Many factors contribute to high quality coffee, one of them being ideal growing conditions.

To fulfill a coffee bean's potential, careful selection must be exercised at each step, from growing to processing, buying, roasting, and blending.

There are two commercially cultivated species of coffee tree: arabica and robusta. Both species are tropical evergreens, are intolerant to frost, and belong to the family Coffea.

Peet's coffees are made purely of arabica beans. There is a wide range of quality among arabicas due to differences in altitude, soil, weather, and processing. The finest arabicas are grown at elevations of 4,000 to 6,000 feet in rich volcanic soil and harvested with selective picking practices. The arabica species is indigenous to Ethiopia, but has been successfully transplanted to the rest of Africa, Latin America, and Asia.
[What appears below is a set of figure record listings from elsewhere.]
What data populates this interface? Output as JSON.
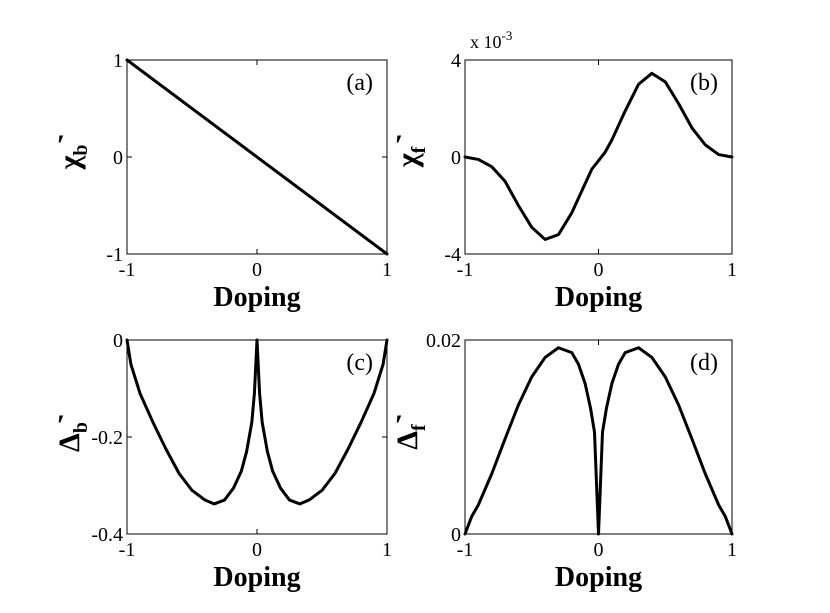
{
  "chart_data": [
    {
      "type": "line",
      "panel_label": "(a)",
      "xlabel": "Doping",
      "ylabel": {
        "symbol": "χ",
        "subscript": "b",
        "prime": "′"
      },
      "xlim": [
        -1,
        1
      ],
      "ylim": [
        -1,
        1
      ],
      "xticks": [
        "-1",
        "0",
        "1"
      ],
      "yticks": [
        "1",
        "0",
        "-1"
      ],
      "ytick_values": [
        1,
        0,
        -1
      ],
      "exponent_label": "",
      "series": [
        {
          "x": [
            -1,
            1
          ],
          "y": [
            1,
            -1
          ]
        }
      ]
    },
    {
      "type": "line",
      "panel_label": "(b)",
      "xlabel": "Doping",
      "ylabel": {
        "symbol": "χ",
        "subscript": "f",
        "prime": "′"
      },
      "xlim": [
        -1,
        1
      ],
      "ylim": [
        -4,
        4
      ],
      "xticks": [
        "-1",
        "0",
        "1"
      ],
      "yticks": [
        "4",
        "0",
        "-4"
      ],
      "ytick_values": [
        4,
        0,
        -4
      ],
      "exponent_label": "x 10",
      "exponent_power": "-3",
      "series": [
        {
          "x": [
            -1,
            -0.9,
            -0.8,
            -0.7,
            -0.6,
            -0.5,
            -0.4,
            -0.3,
            -0.2,
            -0.1,
            -0.05,
            0,
            0.05,
            0.1,
            0.2,
            0.3,
            0.4,
            0.5,
            0.6,
            0.7,
            0.8,
            0.9,
            1
          ],
          "y": [
            0,
            -0.1,
            -0.4,
            -1.0,
            -2.0,
            -2.9,
            -3.4,
            -3.2,
            -2.3,
            -1.1,
            -0.5,
            -0.15,
            0.2,
            0.7,
            1.9,
            3.0,
            3.45,
            3.1,
            2.2,
            1.2,
            0.5,
            0.1,
            0
          ]
        }
      ]
    },
    {
      "type": "line",
      "panel_label": "(c)",
      "xlabel": "Doping",
      "ylabel": {
        "symbol": "Δ",
        "subscript": "b",
        "prime": "′"
      },
      "xlim": [
        -1,
        1
      ],
      "ylim": [
        -0.4,
        0
      ],
      "xticks": [
        "-1",
        "0",
        "1"
      ],
      "yticks": [
        "0",
        "-0.2",
        "-0.4"
      ],
      "ytick_values": [
        0,
        -0.2,
        -0.4
      ],
      "exponent_label": "",
      "series": [
        {
          "x": [
            -1,
            -0.97,
            -0.9,
            -0.8,
            -0.7,
            -0.6,
            -0.5,
            -0.4,
            -0.33,
            -0.25,
            -0.18,
            -0.12,
            -0.08,
            -0.04,
            -0.02,
            0,
            0.02,
            0.04,
            0.08,
            0.12,
            0.18,
            0.25,
            0.33,
            0.4,
            0.5,
            0.6,
            0.7,
            0.8,
            0.9,
            0.97,
            1
          ],
          "y": [
            0,
            -0.05,
            -0.11,
            -0.17,
            -0.225,
            -0.275,
            -0.31,
            -0.33,
            -0.338,
            -0.33,
            -0.305,
            -0.27,
            -0.23,
            -0.17,
            -0.11,
            0,
            -0.11,
            -0.17,
            -0.23,
            -0.27,
            -0.305,
            -0.33,
            -0.338,
            -0.33,
            -0.31,
            -0.275,
            -0.225,
            -0.17,
            -0.11,
            -0.05,
            0
          ]
        }
      ]
    },
    {
      "type": "line",
      "panel_label": "(d)",
      "xlabel": "Doping",
      "ylabel": {
        "symbol": "Δ",
        "subscript": "f",
        "prime": "′"
      },
      "xlim": [
        -1,
        1
      ],
      "ylim": [
        0,
        0.02
      ],
      "xticks": [
        "-1",
        "0",
        "1"
      ],
      "yticks": [
        "0.02",
        "0"
      ],
      "ytick_values": [
        0.02,
        0
      ],
      "exponent_label": "",
      "series": [
        {
          "x": [
            -1,
            -0.95,
            -0.9,
            -0.8,
            -0.7,
            -0.6,
            -0.5,
            -0.4,
            -0.3,
            -0.2,
            -0.15,
            -0.1,
            -0.06,
            -0.03,
            0,
            0.03,
            0.06,
            0.1,
            0.15,
            0.2,
            0.3,
            0.4,
            0.5,
            0.6,
            0.7,
            0.8,
            0.9,
            0.95,
            1
          ],
          "y": [
            0,
            0.0018,
            0.003,
            0.0062,
            0.0098,
            0.0133,
            0.0162,
            0.0182,
            0.0192,
            0.0187,
            0.0175,
            0.0155,
            0.013,
            0.0105,
            0,
            0.0105,
            0.013,
            0.0155,
            0.0175,
            0.0187,
            0.0192,
            0.0182,
            0.0162,
            0.0133,
            0.0098,
            0.0062,
            0.003,
            0.0018,
            0
          ]
        }
      ]
    }
  ]
}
The older varieties of arabica produce the best flavor, and these somewhat fragile, older varietals require partial shade to protect the cherries from getting too much sun. Although the best tasting arabicas are grown at high elevation, the overnight temperature cannot drop below freezing; arabica trees cannot survive frost. Elevations between 4,000 and 6,000 feet provide cooler nighttime temperatures so the cherry's growth is slower, yielding more concentrated flavors and better acidity. Volcanic soil is rich in nutrients and provides good drainage.

Coffee Picking
Provided with ideal growing conditions, growers can also employ selective picking so that coffee cherries are picked only when ripe. Only ripe cherries have the potential for producing top quality coffee, but not all the cherries ripen at once. In fact, there is often a space of a few months from the first ripe cherries a tree produces to the last.

A truly quality-conscious grower may send pickers out to the same trees as many as five times a season, maximizing the potential for quality by picking only the ripe cherries on each visit.